Today, Brad claimed he only he drinks "cranberry juice and fizzy water." In fact, he joked, "I've got the cleanest urinary tract in all of L.A., I guarantee you! But the terrible thing is I tend to run things into the ground. That's why I've got to make something so calamitous. I've got to run it off a cliff. I do it with everything, yeah. I exhaust it, and then I walk away. I've always looked at things in seasons, compartmentalized them, I guess, seasons or semesters or tenures or..."

"For me this period has really been about looking at my weaknesses and failures and owning my side of the street. I'm an a--hole when it comes to this need for justice. I don't know where it comes from, this hollow quest for justice for some perceived slight. I can drill on that for days and years. It's done me no good whatsoever. It's such a silly idea, the idea that the world is fair. And this is coming from a guy who hit the lottery, I'm well aware of that," the twice-married star acknowledged. "I hit the lottery, and I still would waste my time on those hollow pursuits."

Facing "those horrible feelings" was a difficult but important step forward, he said. "In the end, you find: I am those things I don't like. That is a part of me. I can't deny that. I have to accept that. And in fact, I have to embrace that. I need to face that and take care of that. Because by denying it, I deny myself. I am those mistakes. For me every misstep has been a step toward epiphany, understanding, some kind of joy. Yeah, the avoidance of pain is a real mistake. It's the real missing out on life. It's those very things that shape us, those very things that offer growth, that make the world a better place, oddly enough, ironically. That make us better."

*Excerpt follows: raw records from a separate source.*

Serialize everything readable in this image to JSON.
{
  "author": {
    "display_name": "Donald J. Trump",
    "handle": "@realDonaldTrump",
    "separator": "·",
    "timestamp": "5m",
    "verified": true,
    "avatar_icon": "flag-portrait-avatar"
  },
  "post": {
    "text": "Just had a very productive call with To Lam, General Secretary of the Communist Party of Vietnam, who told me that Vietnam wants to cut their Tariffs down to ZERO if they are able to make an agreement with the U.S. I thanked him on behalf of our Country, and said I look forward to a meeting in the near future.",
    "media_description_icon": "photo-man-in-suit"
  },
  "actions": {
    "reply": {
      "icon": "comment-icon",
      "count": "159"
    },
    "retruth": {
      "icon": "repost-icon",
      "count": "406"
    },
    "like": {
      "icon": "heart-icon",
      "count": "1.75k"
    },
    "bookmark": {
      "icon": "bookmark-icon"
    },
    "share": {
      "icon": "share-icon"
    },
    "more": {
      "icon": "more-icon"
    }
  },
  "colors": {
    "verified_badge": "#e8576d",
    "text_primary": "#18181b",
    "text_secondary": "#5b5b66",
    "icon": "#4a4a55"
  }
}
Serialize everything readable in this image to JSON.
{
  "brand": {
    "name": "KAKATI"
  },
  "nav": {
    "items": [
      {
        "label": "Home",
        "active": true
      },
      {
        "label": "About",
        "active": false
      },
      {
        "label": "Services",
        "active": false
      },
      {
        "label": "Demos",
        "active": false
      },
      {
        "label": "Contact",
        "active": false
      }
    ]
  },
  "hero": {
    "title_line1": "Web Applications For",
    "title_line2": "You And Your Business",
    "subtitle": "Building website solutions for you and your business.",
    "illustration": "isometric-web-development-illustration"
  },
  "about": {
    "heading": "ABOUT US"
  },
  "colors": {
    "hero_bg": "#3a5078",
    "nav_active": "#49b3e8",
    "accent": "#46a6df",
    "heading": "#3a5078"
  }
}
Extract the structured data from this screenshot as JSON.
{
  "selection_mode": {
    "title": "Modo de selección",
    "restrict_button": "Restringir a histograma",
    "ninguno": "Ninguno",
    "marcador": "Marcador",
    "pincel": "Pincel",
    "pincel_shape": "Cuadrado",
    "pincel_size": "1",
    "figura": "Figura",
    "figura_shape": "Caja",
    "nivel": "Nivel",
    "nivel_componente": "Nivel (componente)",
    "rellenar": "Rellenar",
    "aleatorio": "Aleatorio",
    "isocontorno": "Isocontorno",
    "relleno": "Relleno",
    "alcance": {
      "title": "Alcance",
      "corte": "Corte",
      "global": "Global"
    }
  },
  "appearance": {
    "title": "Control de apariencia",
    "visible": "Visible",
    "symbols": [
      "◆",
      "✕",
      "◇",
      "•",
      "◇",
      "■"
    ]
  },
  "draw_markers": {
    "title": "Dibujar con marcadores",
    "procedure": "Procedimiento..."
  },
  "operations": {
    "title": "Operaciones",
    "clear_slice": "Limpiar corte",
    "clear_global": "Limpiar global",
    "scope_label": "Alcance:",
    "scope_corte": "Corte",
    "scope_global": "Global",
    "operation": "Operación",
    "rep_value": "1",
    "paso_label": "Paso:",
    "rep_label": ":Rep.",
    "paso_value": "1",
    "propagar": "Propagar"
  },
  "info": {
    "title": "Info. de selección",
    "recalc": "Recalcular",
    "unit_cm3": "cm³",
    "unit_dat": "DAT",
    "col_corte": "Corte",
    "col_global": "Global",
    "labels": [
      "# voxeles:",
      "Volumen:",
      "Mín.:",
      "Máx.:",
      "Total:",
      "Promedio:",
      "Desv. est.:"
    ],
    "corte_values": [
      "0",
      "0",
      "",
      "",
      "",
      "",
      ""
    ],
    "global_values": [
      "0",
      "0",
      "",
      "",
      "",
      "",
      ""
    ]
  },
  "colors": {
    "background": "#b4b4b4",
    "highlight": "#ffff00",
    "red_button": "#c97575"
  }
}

"By the way, there's no love without loss," the single star said. "It's a package deal."

As for the rumors about the end of his marriage to Angelina, he said, "So little of it is accurate, and I avoid so much of it. I just let it go. It's always been a long-run game for me. As far as out there, I hope my intentions and work will speak for themselves." It's not fun to have "things drug out in public," but Brad said he's far more concerned about his kids "being subjected to it."

To protect them, Brad puts his family first. "People on their deathbeds don't talk about what they obtained or were awarded. They talk about their loved ones or their regrets—that seems to be the menu. I say that as someone who's let the work take me away. Kids are so delicate. They absorb everything. They need to have their hand held and things explained. They need to be listened to. When I get in that busy work mode, I'm not hearing. I want to be better at that."

Everything else, Brad said, feels unimportant.

What the public thinks of him is none of his business. "What did Churchill say? History will be kind to me: I know because I'll write it myself. I don't really care about protecting the narrative. That's when I get a bit pessimistic, I get in my oh-it-all-goes-away-anyway kind of thinking," Brad told GQ Style."But I know the people who love me know me. And that's enough for me."